Department of Haematology, Zhongshan Hospital of Xiamen University, Xiamen, Fujian 361004, China.
Cancer Cell Int. 2013 Mar 13;13(1):25. doi: 10.1186/1475-2867-13-25.
Arsenic Trioxide (ATO) has shown remarkable efficacy for the treatment of multiple myeloma (MM). However, the mechanism by which ATO exerts its inhibitory effect on the proliferation of myeloma cells remains to be clarified. We study the inhibitory effect of ATO at various concentrations on the proliferation of the myeloma cell line RPMI 8226 and discussed the molecular mechanism of ATO on myeloma cell line. Our results proved that ATO had a significant dose-dependent and time-dependent inhibitory effect on the expressions of the Notch receptor (Notch1) and Notch ligand (Jag2). Data from the real-time PCR assay showed that the mRNA expression levels of the Jag2 gene and its downstream gene Hes1 were both significantly down-regulated after the myeloma cells were treated with ATO while the expression of the tumor suppressor gene PTEN was up-regulated. These results elucidated the molecular mechanism underlying the ATO mediated inhibition of myeloma cell proliferation. This is the first report on the anti-myeloma activity in myeloma cells through inhibition of the Notch signaling pathway.

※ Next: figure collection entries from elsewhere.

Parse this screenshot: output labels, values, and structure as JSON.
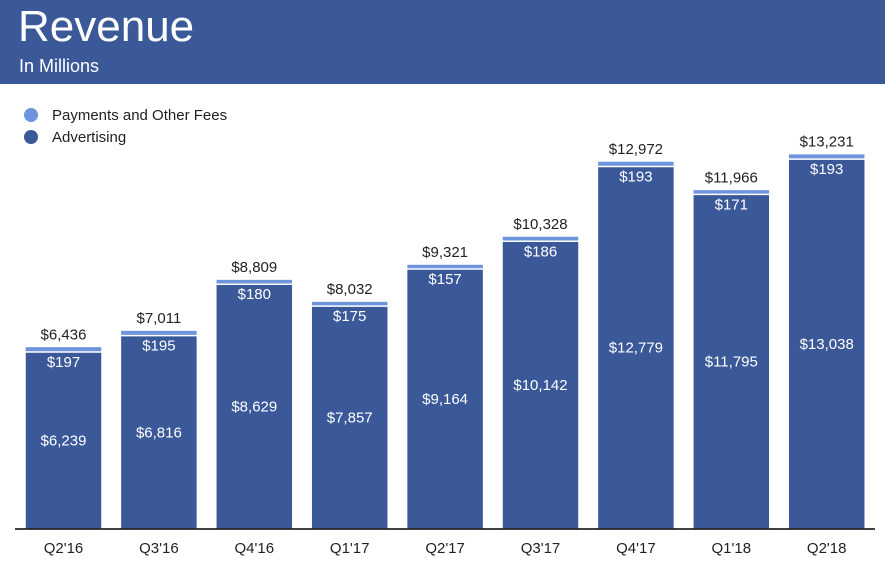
{
  "header": {
    "title": "Revenue",
    "subtitle": "In Millions",
    "background_color": "#3b5998"
  },
  "legend": {
    "items": [
      {
        "label": "Payments and Other Fees",
        "color": "#6d94dc"
      },
      {
        "label": "Advertising",
        "color": "#3b5998"
      }
    ]
  },
  "chart_data": {
    "type": "bar",
    "stacked": true,
    "categories": [
      "Q2'16",
      "Q3'16",
      "Q4'16",
      "Q1'17",
      "Q2'17",
      "Q3'17",
      "Q4'17",
      "Q1'18",
      "Q2'18"
    ],
    "series": [
      {
        "name": "Advertising",
        "color": "#3b5998",
        "values": [
          6239,
          6816,
          8629,
          7857,
          9164,
          10142,
          12779,
          11795,
          13038
        ],
        "labels": [
          "$6,239",
          "$6,816",
          "$8,629",
          "$7,857",
          "$9,164",
          "$10,142",
          "$12,779",
          "$11,795",
          "$13,038"
        ]
      },
      {
        "name": "Payments and Other Fees",
        "color": "#6d94dc",
        "values": [
          197,
          195,
          180,
          175,
          157,
          186,
          193,
          171,
          193
        ],
        "labels": [
          "$197",
          "$195",
          "$180",
          "$175",
          "$157",
          "$186",
          "$193",
          "$171",
          "$193"
        ]
      }
    ],
    "totals": [
      6436,
      7011,
      8809,
      8032,
      9321,
      10328,
      12972,
      11966,
      13231
    ],
    "total_labels": [
      "$6,436",
      "$7,011",
      "$8,809",
      "$8,032",
      "$9,321",
      "$10,328",
      "$12,972",
      "$11,966",
      "$13,231"
    ],
    "ylim": [
      0,
      14000
    ],
    "grid": false,
    "legend_position": "top-left",
    "title": "Revenue",
    "subtitle": "In Millions"
  }
}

三氧化二砷(ATO)在治疗多发性骨髓瘤(MM)方面显示出显著的疗效。然而,ATO 抑制骨髓瘤细胞增殖的机制仍需阐明。我们研究了 ATO 在不同浓度下对骨髓瘤细胞系 RPMI 8226 增殖的抑制作用,并探讨了 ATO 对骨髓瘤细胞系的分子机制。我们的结果证明,ATO 对 Notch 受体(Notch1)和 Notch 配体(Jag2)的表达具有显著的剂量依赖性和时间依赖性抑制作用。实时 PCR 检测结果显示,ATO 处理骨髓瘤细胞后,Jag2 基因及其下游基因 Hes1 的 mRNA 表达水平均明显下调,而抑癌基因 PTEN 的表达上调。这些结果阐明了 ATO 介导的抑制骨髓瘤细胞增殖的分子机制。这是首例通过抑制 Notch 信号通路报道的 ATO 在骨髓瘤细胞中的抗骨髓瘤活性。